Shooting bees with a BB gun is as hard as it sounds. In fact, I played around with the photo above, so that the bee is just about life size, to give you an idea of what you're up against. But with practice, you can get pretty good at it. It uses a lot of the skills you need for wing shooting or trap – you basically follow the bee with both eyes open, and use the front sight of the gun like the bead on a shotgun. The difference is a clay pigeon doesn’t bob and weave.
I hit two bees while in flight, and believe me, when you can shoot that way, then when they land, they’re toast.
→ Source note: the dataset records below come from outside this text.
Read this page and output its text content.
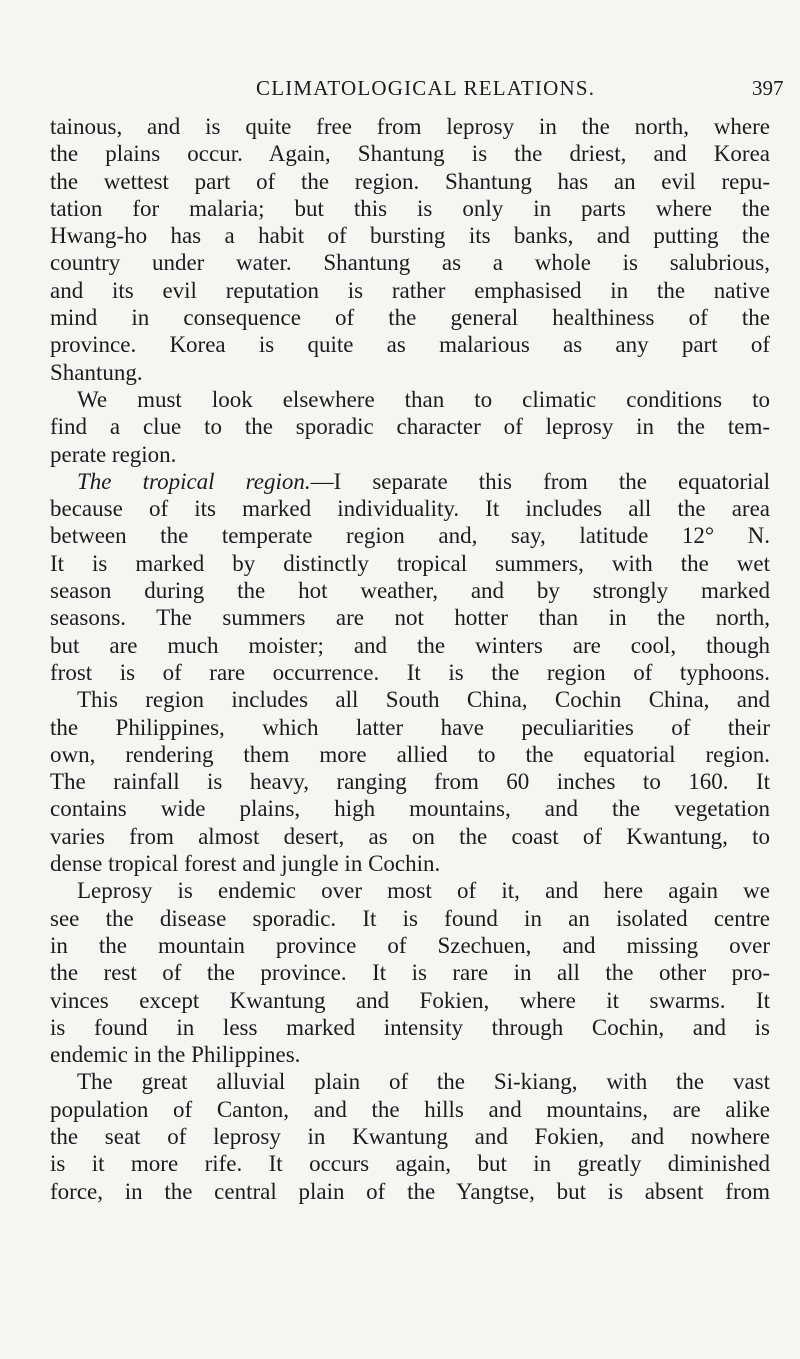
CLIMATOLOGICAL RELATIONS.	397
tainous, and is quite free from leprosy in the north, where
the plains occur. Again, Shantung is the driest, and Korea
the wettest part of the region. Shantung has an evil repu-
tation for malaria; but this is only in parts where the
Hwang-ho has a habit of bursting its banks, and putting the
country under water. Shantung as a whole is salubrious,
and its evil reputation is rather emphasised in the native
mind in consequence of the general healthiness of the
province. Korea is quite as malarious as any part of
Shantung.
We must look elsewhere than to climatic conditions to
find a clue to the sporadic character of leprosy in the tem-
perate region.
The tropical region.—I separate this from the equatorial
because of its marked individuality. It includes all the area
between the temperate region and, say, latitude 12° N.
It is marked by distinctly tropical summers, with the wet
season during the hot weather, and by strongly marked
seasons. The summers are not hotter than in the north,
but are much moister; and the winters are cool, though
frost is of rare occurrence. It is the region of typhoons.
This region includes all South China, Cochin China, and
the Philippines, which latter have peculiarities of their
own, rendering them more allied to the equatorial region.
The rainfall is heavy, ranging from 60 inches to 160. It
contains wide plains, high mountains, and the vegetation
varies from almost desert, as on the coast of Kwantung, to
dense tropical forest and jungle in Cochin.
Leprosy is endemic over most of it, and here again we
see the disease sporadic. It is found in an isolated centre
in the mountain province of Szechuen, and missing over
the rest of the province. It is rare in all the other pro-
vinces except Kwantung and Fokien, where it swarms. It
is found in less marked intensity through Cochin, and is
endemic in the Philippines.
The great alluvial plain of the Si-kiang, with the vast
population of Canton, and the hills and mountains, are alike
the seat of leprosy in Kwantung and Fokien, and nowhere
is it more rife. It occurs again, but in greatly diminished
force, in the central plain of the Yangtse, but is absent from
A third bee landed on the under side of the gutter, and my first shot hit him mid thorax.
A quick word, if you try this – remember Rule 4! Always know what is behind the bees in case you miss. In my case, there’s 20 acres of woods, but if I slide around trying to get a better shot, the end of the parabola is probably in a neighbor’s yard, so I hold fire and move back around.
This isn’t my only Go Small drill. I also cut out some pieces of aluminum in the shape of a tombstone target, but sized much smaller. By making a 2 inch target, and setting it at 33 yards, I simulate a 2 foot target at 400 yards. Once I work out how high to hold, I can usually get hits half the time after that. The aluminum makes a nice ping, and down it goes.
My son and his friends had a ball with me Saturday, shooting these tombstone targets. Then I set out some 5 inch clay pigeons, and they didn’t stand a chance. Once they could Go Small, the bigger targets were easy.
We started out a couple of years ago, shooting 8 inch aluminum pie pans hung on the back fence, about 40 yards from the driveway. Unless it’s windy and they are swinging and fluttering, though, these don’t seem quite the challenge they once were.
Now, I’m not the first to discover this. I remember reading Rogue Warrior by Richard Marcinko, one of the founders of Seal Team Six. His standard was to use 3 x 5 index cards as targets for his Seal Team, since it represented the size of the target zone on a terrorist. It stuck with me, so I must give credit to Dead Eye Dick. Thanks!